Bowerbirds – Upper Air

[Dead Oceans; 2009]

There’s a sort of indescribable quality about Bowerbirds’ music that I can’t quite put a definite description on. It’s warming and charming and usually inviting in tone but it also carries a hostility about it, a sort of swagger that seems to be asking you why you are bothering listening to it in the first place – take “Northern Lights” as a perfect lyrical example: “I don’t need from you a waterfall of careless praise”. It’s memorable but simultaneously vague, leading to an odd appreciation for it. As can be seen from the rating issued by myself, I do enjoy Upper Air but when I’m listening to it I feel like I’m missing something. I listen more intently but I can’t penetrate the surface satisfyingly.

With a guitar-drums-accordion lineup, Bowerbirds have established a sound for themselves. Small actions make for big gestures and it works to make the music sound full and nourished. Phil Moore’s guitar playing fills the air but doesn’t shove out the other instruments, instead it seeps them in for greater emphasis of his melodies. The bass drum that leads “Silver Clouds” into it instrumental ending is such a simple addition but it gives the track a sensational sense of momentum. Elsewhere, the rumbling quake that runs through “Chimes” does well to add to the unease until the drums once again kick into shape and send the track forward. The chimes themselves actually sound on the following track, “Bright Future” which has a contrasting atmosphere, sounding more like that fuzzy feeling of optimism one gets when you wake up to a gorgeous sunrise and birds singing outside.

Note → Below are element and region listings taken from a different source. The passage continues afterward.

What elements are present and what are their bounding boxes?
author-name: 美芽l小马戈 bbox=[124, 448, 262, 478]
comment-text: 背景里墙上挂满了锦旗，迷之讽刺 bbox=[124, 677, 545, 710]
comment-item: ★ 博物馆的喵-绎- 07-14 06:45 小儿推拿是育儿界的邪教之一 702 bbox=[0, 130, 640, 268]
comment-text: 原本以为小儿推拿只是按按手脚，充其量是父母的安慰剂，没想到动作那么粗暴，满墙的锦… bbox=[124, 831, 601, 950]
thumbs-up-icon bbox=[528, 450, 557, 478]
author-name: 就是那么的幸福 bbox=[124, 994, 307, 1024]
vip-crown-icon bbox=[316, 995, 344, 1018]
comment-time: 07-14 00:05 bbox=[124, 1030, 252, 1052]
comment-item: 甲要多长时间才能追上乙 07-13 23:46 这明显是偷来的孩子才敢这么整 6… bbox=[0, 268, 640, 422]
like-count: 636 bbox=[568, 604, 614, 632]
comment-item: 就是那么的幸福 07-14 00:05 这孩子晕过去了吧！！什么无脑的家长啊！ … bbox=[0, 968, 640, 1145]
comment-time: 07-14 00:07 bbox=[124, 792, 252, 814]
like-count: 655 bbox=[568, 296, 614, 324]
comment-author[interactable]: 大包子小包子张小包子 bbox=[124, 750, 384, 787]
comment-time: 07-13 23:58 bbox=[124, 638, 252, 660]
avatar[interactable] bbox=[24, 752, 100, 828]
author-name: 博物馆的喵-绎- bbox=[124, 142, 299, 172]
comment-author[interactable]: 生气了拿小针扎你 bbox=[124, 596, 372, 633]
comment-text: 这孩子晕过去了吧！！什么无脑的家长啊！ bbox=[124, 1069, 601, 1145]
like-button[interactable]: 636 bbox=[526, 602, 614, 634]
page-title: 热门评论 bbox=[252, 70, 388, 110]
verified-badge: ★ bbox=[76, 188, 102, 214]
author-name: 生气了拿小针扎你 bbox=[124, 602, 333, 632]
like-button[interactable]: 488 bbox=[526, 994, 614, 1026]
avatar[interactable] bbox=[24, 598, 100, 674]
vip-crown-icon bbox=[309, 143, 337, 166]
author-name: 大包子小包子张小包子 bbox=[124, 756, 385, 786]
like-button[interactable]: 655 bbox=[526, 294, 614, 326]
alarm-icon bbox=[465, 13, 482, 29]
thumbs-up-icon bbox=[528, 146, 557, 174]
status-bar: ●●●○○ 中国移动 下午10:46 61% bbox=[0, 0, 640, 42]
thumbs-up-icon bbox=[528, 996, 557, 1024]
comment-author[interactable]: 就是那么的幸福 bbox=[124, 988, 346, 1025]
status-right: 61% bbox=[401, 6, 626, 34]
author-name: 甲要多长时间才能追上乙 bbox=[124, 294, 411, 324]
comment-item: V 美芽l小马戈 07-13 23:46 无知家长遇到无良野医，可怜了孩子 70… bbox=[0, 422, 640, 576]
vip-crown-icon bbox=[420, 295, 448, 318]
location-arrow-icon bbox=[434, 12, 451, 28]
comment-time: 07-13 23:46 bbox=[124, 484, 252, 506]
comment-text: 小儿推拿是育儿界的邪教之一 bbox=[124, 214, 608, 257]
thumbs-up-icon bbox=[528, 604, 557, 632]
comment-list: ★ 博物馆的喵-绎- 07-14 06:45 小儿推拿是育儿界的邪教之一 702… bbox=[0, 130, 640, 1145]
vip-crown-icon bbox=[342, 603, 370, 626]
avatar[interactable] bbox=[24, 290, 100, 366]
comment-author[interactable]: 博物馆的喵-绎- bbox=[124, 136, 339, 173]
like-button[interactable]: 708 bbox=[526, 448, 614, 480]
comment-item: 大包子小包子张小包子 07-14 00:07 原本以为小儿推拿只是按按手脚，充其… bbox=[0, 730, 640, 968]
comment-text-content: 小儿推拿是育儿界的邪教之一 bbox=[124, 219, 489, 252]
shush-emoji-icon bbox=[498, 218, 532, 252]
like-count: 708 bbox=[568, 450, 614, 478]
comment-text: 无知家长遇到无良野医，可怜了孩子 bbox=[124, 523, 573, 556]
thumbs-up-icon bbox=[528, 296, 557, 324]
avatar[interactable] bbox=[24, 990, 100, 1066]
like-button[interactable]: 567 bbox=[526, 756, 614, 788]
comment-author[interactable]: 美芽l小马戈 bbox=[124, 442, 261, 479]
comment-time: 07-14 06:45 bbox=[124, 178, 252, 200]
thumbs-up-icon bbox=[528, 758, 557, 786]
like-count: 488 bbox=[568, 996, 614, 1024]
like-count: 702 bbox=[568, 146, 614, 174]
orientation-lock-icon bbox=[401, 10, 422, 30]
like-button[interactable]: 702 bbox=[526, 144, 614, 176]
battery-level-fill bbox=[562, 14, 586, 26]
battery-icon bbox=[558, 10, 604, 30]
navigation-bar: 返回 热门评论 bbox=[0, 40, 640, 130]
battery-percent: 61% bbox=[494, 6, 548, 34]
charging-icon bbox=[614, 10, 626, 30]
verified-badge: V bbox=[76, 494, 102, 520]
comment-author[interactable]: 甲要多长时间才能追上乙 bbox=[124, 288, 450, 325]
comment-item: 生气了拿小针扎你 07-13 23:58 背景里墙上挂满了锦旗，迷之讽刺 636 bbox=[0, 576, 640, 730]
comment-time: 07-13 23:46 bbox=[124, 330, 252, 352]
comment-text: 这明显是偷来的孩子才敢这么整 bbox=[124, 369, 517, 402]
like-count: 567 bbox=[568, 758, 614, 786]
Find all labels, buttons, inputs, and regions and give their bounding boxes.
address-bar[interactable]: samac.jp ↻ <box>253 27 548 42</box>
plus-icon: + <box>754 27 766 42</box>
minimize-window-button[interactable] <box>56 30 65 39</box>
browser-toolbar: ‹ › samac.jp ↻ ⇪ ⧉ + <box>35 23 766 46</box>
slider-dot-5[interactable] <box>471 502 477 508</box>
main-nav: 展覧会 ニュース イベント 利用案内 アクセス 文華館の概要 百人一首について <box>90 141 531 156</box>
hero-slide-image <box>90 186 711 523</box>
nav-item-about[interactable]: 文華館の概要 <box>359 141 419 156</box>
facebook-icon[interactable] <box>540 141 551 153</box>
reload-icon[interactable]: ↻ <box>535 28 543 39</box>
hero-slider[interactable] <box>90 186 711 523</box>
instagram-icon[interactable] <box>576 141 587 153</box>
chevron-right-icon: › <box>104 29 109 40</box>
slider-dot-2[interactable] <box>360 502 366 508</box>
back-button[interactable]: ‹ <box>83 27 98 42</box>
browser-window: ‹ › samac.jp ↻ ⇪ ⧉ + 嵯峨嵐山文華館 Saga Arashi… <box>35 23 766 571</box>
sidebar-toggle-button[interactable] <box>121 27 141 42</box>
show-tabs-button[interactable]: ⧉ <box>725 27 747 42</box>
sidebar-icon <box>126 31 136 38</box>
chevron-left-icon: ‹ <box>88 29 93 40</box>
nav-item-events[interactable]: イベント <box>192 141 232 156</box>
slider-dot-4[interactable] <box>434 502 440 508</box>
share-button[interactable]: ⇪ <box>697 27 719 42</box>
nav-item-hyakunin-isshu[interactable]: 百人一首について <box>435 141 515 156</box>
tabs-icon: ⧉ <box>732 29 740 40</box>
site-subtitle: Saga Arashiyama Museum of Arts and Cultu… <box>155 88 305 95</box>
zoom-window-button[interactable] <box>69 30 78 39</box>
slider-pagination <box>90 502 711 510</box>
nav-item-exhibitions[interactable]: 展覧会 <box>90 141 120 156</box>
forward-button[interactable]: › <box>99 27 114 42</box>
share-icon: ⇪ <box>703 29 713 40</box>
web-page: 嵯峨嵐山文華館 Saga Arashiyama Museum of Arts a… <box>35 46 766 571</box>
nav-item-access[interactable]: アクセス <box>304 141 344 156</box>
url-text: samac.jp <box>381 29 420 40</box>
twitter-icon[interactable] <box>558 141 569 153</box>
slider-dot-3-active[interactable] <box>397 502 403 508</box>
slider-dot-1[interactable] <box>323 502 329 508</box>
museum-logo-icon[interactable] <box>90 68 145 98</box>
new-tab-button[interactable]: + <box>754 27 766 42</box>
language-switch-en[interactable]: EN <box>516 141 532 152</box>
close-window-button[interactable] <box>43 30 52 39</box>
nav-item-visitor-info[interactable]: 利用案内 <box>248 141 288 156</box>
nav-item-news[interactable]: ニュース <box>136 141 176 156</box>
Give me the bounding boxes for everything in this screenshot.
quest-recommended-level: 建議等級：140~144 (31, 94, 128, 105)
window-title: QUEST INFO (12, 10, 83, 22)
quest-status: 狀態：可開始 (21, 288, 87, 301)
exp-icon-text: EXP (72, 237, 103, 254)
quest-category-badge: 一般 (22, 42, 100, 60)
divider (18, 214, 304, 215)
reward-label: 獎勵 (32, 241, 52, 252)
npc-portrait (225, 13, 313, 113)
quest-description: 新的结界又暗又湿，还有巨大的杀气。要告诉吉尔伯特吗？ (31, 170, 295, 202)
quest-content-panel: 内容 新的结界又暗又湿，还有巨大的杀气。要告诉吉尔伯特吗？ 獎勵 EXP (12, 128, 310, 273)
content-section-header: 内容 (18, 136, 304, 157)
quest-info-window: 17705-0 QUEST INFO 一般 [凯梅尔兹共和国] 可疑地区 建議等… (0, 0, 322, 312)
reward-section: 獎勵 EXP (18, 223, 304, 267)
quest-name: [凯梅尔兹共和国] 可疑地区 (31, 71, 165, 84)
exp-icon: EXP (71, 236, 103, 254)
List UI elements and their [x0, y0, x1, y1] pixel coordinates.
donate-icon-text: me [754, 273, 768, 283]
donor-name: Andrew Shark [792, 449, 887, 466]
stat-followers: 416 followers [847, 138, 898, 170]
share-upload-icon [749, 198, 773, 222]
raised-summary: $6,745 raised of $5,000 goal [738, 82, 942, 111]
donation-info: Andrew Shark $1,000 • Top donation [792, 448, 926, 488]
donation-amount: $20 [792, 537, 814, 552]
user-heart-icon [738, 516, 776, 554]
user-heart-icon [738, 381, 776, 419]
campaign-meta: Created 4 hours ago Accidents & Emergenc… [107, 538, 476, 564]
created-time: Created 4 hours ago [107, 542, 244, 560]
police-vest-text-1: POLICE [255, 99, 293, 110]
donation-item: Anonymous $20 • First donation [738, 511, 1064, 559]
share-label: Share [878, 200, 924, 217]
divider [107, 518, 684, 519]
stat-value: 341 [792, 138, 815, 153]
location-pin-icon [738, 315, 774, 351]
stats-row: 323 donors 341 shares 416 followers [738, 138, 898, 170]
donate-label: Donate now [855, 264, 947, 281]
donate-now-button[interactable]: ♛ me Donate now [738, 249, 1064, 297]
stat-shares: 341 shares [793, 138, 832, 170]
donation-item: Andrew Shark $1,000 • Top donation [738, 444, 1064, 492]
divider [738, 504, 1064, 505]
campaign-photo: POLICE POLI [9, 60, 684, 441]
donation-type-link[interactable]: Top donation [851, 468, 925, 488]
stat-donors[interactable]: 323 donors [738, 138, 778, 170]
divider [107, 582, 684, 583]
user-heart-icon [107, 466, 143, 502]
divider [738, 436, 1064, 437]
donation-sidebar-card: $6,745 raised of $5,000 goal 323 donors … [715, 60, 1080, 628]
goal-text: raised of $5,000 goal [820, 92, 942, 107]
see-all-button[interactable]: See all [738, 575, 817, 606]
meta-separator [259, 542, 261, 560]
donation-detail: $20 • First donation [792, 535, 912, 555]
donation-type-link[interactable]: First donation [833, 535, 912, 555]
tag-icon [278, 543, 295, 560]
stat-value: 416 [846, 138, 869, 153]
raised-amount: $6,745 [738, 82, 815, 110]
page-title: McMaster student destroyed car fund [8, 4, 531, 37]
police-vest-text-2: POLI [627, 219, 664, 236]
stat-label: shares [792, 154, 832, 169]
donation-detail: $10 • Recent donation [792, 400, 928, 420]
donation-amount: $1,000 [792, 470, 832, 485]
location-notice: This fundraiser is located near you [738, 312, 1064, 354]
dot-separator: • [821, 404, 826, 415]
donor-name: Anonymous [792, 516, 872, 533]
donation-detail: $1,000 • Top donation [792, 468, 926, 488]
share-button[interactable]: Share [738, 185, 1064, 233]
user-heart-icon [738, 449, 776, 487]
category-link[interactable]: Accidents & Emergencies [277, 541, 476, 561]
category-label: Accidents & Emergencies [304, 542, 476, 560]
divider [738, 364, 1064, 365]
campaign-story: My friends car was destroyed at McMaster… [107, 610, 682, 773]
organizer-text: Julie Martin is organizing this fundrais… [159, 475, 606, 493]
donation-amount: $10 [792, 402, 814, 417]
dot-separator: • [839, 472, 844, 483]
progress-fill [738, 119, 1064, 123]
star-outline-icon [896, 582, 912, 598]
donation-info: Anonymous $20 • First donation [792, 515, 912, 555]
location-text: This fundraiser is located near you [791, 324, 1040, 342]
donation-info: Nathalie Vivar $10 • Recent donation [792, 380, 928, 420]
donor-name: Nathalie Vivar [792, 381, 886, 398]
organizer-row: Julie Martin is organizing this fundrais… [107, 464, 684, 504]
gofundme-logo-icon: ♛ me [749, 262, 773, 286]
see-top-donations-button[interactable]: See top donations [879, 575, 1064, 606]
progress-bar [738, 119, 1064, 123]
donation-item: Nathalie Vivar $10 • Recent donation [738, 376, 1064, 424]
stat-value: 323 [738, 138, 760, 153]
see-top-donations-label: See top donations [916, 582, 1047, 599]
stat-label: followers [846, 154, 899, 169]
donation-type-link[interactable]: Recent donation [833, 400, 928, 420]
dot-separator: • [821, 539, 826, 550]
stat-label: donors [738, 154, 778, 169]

But the warmth comes from the melodies also. The delectable centrepiece “Ghost Life” bounces towards an almost jovial and triumphant wordless chorus that sounds even better when it finds its way back after a slowed middle section. At first when they go on repeating it second time round you think they might be milking the catchiest melody here but it feels earns when you familiarise yourself with the cohesive surrounding songs.

I suppose one of the reasons for not being able to pin down a description of the content on Upper Air is partly due to Moore’s subjective and casually suggestive lyrics. Phrases get caught in your memory before whole verses as you give a minute to try and figure out what kind of picture he’s painting. His first lyrics on the album are “One morning you wake to find/ You are shackled to your bed/ And bound and gagged/ Oh my, what a predicament.” It’s a curious scene to set let alone begin with and the more I think about it, the deeper a possible meaning I put to it when he concludes telling the burdened character that they “are free.” With turns of phrases not too dissimilar to the likes of Andrew Bird, he weaves lyrics that benefit well from a little consideration.

One of the defining qualities of Upper Air is its ambiguity, which works both for it and against it. While we do get an individualistic almost sinister tone put into the tracks which does well to differentiate it from other similar setups as well as juxtapose the brighter moments on thealbum, that opaque shield it creates might be too thick for some to digest or want to look under. Or perhaps the trick is to look over it instead of under. That way, the sky’s the limit.